Self-Employment Performance: • We examine the individual-specific determinants of survival in self-employment for at least 2 consecutive years (given the fact that our panel only covers the period 2001-2004) • As show in Table 2, 47.8% of individuals (53.1% of household heads) becoming self-employed during the years 2002-2003 in BiH quit their new entrepreneurial venture during their first year of activity. • It is well-known that new entrepreneurs bear the highest risk of failure during their first few years of activity (Parker, 2004). • Although firm and sector-specific determinants are also of vital importance, the nature of the database only enables person-specific analysis. • We employ a two-stage Heckman probit model with sample selection (van de Ven and van Praag, 1981), including optimism and receipt of pensions in the first stage.

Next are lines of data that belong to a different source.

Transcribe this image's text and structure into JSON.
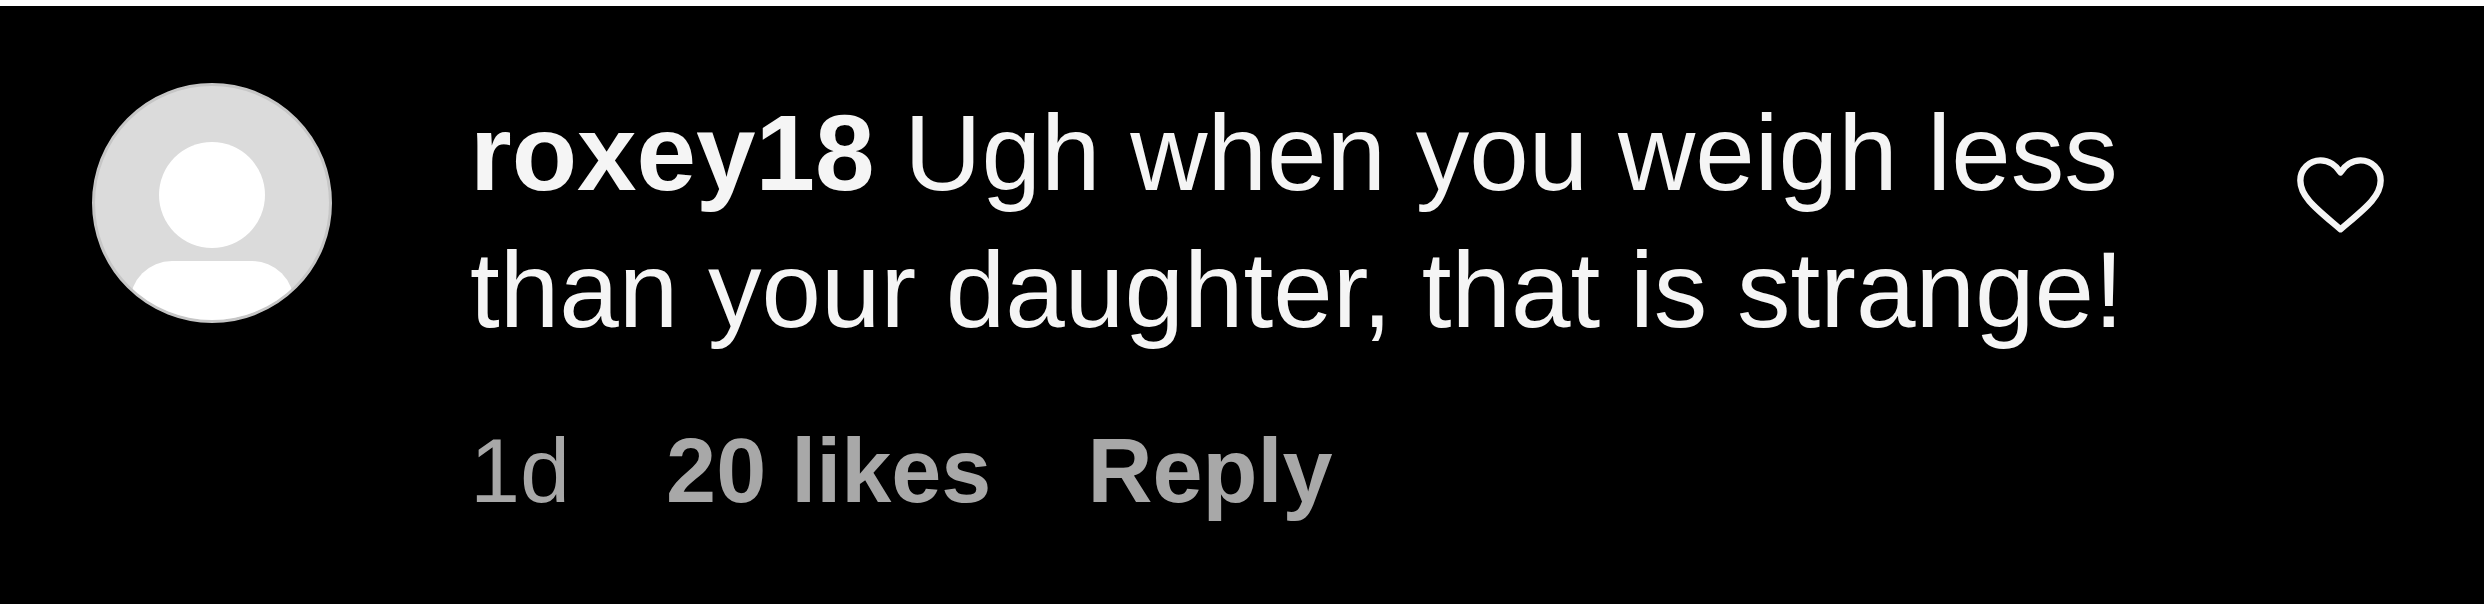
{
  "comment": {
    "username": "roxey18",
    "text": "Ugh when you weigh less than your daughter, that is strange!",
    "time": "1d",
    "likes": "20 likes",
    "reply": "Reply",
    "liked": false
  }
}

Results: • Men and urban area residents are more likely to survive the difficult first year in self-employment. Education increases the probability of survival. • Prior wealth has a persistently positive effect in the survival equation, indicating that higher potential of self-financing is an essential component of self-employment activity and longevity in BiH. • The bank loan variable exerts a (weakly) significantly positive effect in the survival equation. This could be attributed to the good screening mechanisms of the financial institutions with respect to the entrepreneurial prospects of the individuals they choose to finance. Hence, while the decision to become an entrepreneur is not related to financing from banks, the ability to survive is significantly increased by an existing relationship with a bank. • Charities established to promote entrepreneurship appear to be unsuccessful in promoting success. • Informal sector employees are more likely to become self-employed than formal sector employees, and further more likely to make it through their first year. • Previous self-employment experience and the existence of another self-employed member in the household increase the likelihood of survival.
Main Conclusions • Informal sector workers are more likely to transition to formal self-employment and to be successful as entrepreneurs. These results support the perception of the informal sector as an incubator for self-employment in the formal sector in the early years of transition, through which individuals acquire skills that can facilitate their future entrepreneurial activities. • Financing constraints play an important role in the decision to enter into self-employment and its success; informal and formal sources of external finance do not appear important. • Overseas – and in some case domestic – remittances significantly decrease the likelihood of becoming an entrepreneur. • Behavioral profiles matter – “optimism” is important to entrepreneurs with employees, while “social networks” support own account entrepreneurs.